November 26, 2025 · 2 min reading
10-year visualization of settler attacks across the West Bank. Data provided by the Colonization & Wall Resistance Commission.
10-year visualization of settler attacks across the West Bank. Data provided by the Colonization & Wall Resistance Commission.
Over the past decade, documented settler attacks across the West Bank have increased nearly tenfold, transforming from a persistent but contained problem into what can only be described as a systematic, government-coordinated campaign of violence with the intent to erase Palestinian communities.
Between 2015 and 2017, annual attacks averaged around 510, with 2016 and 2017 representing relative lows of 299 and 284. The years that followed saw a gradual climb, crossing 1,000 annual incidents for the first time in 2021, then reaching nearly 1,200 in 2022. But nothing prepared communities for what came next.
In 2023, documented attacks more than doubled to 2,410. The following year pushed even higher to 2,971, the worst year on record. This explosion in violence correlates directly with the period following October 7, 2023, during which settler militias mobilized openly and Israeli authorities largely suspended enforcement against settler violence in the West Bank.
The geographic pattern reveals deliberate, persistent targeting. The Nablus governorate bears the heaviest burden, absorbing more than a quarter of all attacks over the past three years — 2,044 documented incidents. Hebron and Ramallah follow closely, each recording over 1,400 attacks during the same period. Together, these three governorates account for roughly two-thirds of all settler violence, corresponding to the concentration of settlement outposts and bypass roads fragmenting Palestinian communities in the northern West Bank.
Perhaps most striking is the transformation of the Jordan Valley. The Jericho governorate recorded just one attack in 2017. By 2024, that number had climbed to 140 — a staggering increase that reflects intensified pressure on Palestinian herding communities and Bedouin villages in Area C, where annexation efforts have accelerated.

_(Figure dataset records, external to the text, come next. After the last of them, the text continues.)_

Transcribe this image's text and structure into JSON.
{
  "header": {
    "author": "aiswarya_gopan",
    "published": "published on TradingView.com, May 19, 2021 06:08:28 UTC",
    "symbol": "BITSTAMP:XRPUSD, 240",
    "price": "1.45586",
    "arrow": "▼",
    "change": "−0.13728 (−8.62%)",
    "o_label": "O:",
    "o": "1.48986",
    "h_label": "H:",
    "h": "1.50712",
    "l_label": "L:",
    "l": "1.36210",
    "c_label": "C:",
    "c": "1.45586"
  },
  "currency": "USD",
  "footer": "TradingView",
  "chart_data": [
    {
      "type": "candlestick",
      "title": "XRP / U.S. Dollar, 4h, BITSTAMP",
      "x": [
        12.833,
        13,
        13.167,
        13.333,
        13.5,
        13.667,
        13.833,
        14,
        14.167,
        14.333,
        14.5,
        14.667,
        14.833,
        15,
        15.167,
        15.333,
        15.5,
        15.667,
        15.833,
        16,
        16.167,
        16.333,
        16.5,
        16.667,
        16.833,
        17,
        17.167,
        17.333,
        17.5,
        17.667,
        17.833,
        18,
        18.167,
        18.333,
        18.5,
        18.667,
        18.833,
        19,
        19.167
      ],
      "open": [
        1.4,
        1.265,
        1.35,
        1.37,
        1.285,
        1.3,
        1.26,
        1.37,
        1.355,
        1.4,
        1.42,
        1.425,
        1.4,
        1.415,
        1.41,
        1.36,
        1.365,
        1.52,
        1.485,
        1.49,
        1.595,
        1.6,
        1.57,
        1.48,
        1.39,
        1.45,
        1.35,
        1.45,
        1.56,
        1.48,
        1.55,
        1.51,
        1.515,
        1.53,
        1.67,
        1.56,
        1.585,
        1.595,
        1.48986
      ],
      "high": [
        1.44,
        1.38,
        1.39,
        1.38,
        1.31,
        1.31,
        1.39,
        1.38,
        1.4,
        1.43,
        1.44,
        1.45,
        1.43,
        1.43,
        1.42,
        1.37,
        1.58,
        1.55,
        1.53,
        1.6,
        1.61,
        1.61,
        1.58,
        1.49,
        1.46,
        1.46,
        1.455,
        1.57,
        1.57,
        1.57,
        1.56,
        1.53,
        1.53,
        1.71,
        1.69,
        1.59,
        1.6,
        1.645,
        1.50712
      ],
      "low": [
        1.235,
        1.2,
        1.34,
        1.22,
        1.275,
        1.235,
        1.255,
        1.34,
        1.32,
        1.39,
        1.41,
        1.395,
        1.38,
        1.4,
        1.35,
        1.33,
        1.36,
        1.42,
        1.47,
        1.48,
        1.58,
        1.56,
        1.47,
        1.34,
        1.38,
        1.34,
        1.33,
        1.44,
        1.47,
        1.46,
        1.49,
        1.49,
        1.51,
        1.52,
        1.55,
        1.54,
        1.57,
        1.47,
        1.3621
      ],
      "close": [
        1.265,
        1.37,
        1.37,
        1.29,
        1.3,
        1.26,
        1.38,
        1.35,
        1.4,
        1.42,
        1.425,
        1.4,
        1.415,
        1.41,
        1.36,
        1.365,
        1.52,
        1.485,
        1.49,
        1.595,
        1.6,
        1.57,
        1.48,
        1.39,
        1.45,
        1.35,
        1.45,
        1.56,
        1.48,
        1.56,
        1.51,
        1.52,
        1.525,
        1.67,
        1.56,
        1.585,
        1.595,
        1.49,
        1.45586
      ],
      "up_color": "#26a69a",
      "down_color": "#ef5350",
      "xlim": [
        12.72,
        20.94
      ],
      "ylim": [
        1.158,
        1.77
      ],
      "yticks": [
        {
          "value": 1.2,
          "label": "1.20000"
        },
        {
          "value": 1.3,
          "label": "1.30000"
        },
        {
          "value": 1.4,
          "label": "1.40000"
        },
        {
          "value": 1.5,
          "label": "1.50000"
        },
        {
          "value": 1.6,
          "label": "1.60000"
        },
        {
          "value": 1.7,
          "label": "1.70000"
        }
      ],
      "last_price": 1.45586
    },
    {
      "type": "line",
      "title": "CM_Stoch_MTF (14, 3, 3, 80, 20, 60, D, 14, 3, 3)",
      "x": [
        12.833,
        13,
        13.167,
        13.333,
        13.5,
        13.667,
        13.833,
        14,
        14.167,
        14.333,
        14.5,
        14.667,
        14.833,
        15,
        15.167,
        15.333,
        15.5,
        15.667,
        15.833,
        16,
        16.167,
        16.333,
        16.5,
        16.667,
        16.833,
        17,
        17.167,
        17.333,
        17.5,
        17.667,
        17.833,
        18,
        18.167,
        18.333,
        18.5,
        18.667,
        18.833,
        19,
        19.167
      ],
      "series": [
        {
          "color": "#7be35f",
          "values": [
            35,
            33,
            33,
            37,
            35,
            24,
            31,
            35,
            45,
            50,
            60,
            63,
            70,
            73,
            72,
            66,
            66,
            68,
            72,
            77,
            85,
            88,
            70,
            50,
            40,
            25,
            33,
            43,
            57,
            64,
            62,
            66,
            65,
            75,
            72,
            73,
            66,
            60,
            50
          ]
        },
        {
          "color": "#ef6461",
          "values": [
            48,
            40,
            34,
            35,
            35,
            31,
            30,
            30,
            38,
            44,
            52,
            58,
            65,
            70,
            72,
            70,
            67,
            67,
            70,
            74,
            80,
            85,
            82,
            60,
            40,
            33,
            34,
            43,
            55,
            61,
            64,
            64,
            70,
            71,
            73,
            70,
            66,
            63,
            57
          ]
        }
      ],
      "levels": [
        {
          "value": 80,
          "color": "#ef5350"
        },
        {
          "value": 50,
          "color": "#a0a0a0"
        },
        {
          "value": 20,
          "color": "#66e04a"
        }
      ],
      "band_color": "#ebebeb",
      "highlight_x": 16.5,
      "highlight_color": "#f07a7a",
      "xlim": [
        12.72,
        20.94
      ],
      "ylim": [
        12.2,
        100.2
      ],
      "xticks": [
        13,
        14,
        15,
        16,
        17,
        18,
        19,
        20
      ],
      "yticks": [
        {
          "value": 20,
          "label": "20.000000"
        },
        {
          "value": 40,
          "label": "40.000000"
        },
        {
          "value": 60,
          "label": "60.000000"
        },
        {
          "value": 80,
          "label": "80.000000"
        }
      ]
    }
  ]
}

The 2025 data, already showing 2,153 attacks, suggests this year will likely match or exceed the previous record. What the numbers cannot capture is the cumulative toll: the families driven from agricultural land, the children afraid to walk to school, the communities slowly strangled by violence that operates with near-total impunity. The trajectory is clear, and without intervention, it will only continue.